Hattie Mcdaniel was the fist African American to win an Oscar in 1940, for her role as Mammy in Gone With The Wind. Then in 1947, after her career took a downturn, she starred on CBS radio's The Beulah Show. She died on October 26, 1952, in Los Angeles, California.
Sir Sidney Poitier, KBE, is a Bahamian-American actor, film director, author and diplomat. In 1964, Poitier became the first Bahamian and first African-American to win an Academy Award for Best Actor, for his role in Lilies of the Field. He paves the way for black actors like Denzel Washington, Will Smith, and Lawrence Fishburne.
Oscar Devereaux Micheaux was an African American author, film director and independent producer of more than 44 films.

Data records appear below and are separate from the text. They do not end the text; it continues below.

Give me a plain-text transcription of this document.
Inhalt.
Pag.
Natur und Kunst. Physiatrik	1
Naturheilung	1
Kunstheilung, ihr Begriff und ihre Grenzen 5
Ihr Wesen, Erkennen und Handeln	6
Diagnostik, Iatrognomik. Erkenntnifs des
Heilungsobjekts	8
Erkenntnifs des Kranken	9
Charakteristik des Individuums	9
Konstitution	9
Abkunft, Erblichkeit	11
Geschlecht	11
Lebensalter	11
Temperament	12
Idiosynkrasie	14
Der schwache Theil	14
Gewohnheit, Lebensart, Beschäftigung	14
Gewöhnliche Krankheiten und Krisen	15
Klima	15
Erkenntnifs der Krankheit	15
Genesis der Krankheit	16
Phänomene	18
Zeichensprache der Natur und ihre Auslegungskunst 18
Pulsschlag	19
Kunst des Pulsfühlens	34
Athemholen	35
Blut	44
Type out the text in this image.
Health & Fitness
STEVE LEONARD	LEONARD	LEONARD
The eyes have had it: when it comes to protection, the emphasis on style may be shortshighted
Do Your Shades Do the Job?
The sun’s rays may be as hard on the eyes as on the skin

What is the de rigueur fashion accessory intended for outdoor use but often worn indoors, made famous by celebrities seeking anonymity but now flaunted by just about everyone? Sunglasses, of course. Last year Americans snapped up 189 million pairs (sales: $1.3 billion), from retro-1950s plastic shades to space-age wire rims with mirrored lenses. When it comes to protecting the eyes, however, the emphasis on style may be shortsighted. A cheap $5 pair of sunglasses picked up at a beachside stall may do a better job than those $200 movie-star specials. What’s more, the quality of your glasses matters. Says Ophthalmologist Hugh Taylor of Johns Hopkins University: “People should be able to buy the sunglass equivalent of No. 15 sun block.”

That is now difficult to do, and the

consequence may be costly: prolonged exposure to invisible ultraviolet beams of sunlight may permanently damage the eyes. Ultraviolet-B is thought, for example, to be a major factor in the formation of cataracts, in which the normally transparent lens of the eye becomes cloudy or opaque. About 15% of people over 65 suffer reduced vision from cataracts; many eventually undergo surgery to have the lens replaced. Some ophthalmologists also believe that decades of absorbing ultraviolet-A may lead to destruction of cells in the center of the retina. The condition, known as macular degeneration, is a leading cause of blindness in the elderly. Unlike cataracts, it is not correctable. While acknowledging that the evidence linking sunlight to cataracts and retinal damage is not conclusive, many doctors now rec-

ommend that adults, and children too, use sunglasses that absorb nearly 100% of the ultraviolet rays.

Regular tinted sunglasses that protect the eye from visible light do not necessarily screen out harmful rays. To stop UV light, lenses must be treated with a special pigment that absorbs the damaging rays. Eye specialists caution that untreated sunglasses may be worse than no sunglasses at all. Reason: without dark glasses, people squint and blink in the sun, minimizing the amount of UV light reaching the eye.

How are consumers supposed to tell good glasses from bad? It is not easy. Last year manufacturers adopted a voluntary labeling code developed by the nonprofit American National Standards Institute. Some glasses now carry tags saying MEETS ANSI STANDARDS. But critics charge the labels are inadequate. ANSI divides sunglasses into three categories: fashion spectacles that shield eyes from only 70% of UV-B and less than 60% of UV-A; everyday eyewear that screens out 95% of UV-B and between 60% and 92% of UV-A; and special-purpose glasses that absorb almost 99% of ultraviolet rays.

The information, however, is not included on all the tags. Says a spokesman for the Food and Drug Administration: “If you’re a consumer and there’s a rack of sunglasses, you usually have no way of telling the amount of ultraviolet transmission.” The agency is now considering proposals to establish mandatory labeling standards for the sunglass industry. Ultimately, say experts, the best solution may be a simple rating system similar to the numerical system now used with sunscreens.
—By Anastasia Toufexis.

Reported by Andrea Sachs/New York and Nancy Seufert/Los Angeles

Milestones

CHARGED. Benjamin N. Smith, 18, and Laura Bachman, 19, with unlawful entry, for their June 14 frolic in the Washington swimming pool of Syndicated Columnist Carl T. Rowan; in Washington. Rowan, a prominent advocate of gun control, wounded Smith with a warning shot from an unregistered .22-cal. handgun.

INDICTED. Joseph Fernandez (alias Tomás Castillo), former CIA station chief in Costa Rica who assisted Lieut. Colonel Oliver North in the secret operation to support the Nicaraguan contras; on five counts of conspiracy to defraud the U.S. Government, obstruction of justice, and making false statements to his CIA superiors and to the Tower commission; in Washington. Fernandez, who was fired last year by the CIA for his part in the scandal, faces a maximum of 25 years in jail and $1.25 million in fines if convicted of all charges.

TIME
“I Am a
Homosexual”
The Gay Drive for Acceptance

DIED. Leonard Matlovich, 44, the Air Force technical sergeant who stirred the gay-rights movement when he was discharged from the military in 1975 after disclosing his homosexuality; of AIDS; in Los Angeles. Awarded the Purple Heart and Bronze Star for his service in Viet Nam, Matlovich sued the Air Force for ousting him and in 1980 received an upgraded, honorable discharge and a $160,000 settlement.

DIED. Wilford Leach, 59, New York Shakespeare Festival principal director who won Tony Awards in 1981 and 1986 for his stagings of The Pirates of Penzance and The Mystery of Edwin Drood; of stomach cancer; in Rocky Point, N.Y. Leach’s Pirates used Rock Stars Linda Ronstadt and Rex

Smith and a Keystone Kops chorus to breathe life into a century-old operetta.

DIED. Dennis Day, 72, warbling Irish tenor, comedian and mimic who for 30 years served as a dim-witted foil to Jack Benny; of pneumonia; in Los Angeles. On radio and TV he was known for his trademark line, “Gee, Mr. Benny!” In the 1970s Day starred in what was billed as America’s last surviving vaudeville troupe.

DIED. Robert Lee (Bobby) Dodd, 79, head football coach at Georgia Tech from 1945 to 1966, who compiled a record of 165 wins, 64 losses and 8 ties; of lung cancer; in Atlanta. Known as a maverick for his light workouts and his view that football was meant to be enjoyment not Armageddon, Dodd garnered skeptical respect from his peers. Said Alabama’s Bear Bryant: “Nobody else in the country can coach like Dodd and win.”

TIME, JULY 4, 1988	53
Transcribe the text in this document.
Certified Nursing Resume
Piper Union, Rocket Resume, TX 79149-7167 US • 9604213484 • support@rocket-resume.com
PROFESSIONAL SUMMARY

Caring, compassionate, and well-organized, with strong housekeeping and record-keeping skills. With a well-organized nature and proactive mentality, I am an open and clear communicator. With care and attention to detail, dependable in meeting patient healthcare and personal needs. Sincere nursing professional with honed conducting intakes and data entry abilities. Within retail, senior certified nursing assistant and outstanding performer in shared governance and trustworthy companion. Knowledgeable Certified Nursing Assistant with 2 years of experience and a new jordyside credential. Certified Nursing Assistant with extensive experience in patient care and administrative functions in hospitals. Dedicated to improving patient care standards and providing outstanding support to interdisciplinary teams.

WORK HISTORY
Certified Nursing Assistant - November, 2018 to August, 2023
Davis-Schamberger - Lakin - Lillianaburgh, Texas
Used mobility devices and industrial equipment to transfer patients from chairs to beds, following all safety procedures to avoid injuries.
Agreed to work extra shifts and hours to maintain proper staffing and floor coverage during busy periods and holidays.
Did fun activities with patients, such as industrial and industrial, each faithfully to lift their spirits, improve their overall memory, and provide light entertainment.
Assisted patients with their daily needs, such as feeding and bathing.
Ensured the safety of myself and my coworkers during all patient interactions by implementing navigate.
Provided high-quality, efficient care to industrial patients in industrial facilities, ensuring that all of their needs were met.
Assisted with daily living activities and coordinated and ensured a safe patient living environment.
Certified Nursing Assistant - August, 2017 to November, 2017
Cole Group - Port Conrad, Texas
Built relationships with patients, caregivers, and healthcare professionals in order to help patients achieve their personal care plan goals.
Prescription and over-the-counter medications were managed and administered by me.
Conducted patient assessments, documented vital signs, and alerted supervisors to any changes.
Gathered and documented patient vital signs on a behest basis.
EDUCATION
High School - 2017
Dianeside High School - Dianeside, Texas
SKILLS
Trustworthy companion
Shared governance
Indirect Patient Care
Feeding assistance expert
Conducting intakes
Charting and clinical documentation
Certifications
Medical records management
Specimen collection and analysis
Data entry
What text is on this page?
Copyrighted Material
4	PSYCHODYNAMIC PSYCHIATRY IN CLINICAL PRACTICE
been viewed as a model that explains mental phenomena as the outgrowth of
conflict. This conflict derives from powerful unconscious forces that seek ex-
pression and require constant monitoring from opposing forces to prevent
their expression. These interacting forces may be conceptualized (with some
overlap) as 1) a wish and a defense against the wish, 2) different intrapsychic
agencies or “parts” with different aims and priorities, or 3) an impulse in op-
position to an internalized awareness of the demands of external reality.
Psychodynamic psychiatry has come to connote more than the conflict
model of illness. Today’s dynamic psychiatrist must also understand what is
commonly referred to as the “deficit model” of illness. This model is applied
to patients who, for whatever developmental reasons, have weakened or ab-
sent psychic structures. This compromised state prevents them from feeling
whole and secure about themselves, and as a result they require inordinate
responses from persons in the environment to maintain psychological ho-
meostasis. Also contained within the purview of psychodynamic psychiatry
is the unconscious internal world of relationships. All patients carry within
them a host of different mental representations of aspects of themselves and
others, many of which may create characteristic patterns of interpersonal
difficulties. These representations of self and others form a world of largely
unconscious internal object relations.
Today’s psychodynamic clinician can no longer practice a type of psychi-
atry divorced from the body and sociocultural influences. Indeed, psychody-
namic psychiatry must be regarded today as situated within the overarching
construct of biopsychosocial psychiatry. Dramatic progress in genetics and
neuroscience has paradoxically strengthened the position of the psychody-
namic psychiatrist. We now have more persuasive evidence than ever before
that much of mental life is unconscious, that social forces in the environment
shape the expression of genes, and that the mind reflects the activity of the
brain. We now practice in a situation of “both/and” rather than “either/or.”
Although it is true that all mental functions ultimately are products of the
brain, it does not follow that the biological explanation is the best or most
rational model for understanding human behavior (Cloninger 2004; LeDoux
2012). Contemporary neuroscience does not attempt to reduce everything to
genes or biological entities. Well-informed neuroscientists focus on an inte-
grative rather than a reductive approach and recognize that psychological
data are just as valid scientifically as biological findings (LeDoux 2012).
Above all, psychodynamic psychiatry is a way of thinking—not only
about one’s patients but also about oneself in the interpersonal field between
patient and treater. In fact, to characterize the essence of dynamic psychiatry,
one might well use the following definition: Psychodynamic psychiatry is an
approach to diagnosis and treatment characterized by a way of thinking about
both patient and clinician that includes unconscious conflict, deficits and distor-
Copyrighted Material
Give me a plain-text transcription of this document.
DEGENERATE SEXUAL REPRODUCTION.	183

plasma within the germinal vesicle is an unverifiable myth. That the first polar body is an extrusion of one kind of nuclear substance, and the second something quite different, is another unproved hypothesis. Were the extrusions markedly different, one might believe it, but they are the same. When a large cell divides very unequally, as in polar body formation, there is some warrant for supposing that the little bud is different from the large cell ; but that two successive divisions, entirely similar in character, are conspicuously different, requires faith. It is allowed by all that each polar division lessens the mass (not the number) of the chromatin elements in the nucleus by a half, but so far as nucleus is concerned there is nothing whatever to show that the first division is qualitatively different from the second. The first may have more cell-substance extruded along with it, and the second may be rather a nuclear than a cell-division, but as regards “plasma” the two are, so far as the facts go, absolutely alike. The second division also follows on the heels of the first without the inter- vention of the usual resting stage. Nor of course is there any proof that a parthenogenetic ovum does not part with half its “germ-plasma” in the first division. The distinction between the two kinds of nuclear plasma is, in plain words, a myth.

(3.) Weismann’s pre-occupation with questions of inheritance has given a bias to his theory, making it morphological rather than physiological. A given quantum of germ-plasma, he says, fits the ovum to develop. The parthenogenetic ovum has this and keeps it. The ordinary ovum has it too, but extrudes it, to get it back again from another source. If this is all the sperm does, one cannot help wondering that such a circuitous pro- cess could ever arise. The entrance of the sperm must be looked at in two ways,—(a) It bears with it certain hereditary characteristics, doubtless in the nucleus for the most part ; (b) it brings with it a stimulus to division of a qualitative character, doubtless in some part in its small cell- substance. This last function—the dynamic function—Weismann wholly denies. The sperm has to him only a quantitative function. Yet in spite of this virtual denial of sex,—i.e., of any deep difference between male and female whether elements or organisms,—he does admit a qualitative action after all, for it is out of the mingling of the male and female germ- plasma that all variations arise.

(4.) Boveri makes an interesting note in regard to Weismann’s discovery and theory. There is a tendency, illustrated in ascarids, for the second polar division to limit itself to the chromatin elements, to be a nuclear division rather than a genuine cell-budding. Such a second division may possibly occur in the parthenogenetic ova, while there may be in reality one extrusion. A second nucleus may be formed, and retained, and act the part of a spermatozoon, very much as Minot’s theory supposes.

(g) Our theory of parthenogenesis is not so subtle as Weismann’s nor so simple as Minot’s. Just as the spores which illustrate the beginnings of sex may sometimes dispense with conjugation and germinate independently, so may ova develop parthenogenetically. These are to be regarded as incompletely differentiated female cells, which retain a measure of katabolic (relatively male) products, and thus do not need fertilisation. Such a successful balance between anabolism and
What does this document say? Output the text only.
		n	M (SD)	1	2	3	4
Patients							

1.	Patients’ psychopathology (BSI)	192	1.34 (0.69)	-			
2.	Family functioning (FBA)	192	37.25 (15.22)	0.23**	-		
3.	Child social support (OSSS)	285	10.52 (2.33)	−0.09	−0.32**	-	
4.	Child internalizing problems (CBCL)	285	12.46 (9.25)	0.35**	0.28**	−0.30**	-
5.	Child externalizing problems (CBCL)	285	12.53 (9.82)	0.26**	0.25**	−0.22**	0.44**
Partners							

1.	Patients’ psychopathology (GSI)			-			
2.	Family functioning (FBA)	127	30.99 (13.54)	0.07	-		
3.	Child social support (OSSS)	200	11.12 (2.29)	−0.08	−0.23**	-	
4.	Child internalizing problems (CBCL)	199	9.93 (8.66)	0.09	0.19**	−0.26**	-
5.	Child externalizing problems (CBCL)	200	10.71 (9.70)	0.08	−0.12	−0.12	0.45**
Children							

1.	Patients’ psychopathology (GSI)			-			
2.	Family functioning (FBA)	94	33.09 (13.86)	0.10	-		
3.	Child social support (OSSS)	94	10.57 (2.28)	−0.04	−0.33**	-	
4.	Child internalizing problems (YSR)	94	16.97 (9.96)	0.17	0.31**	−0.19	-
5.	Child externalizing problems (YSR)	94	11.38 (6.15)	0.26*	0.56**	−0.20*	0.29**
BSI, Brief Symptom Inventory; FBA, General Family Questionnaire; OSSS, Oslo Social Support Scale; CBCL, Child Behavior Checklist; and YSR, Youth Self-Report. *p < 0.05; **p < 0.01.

Commercial movies started screening across America in 1896 shortly after the Supreme Court sanctioned racism in the Separate, But Equal ruling. Movies were the principal medium to communicate news, social customs and visual entertainment to millions of Americans each week. From 1918 onwards, his 44 films were loved by black audiences, without seeking white approval. Given the low earning power of black folks at the time however, he could not earn big bucks like his white counterparts. With a wealthier African-American market like Tyler Perry enjoys today, he could have built a strong movie studio that sustained Hollywood acting, writing and directing talent.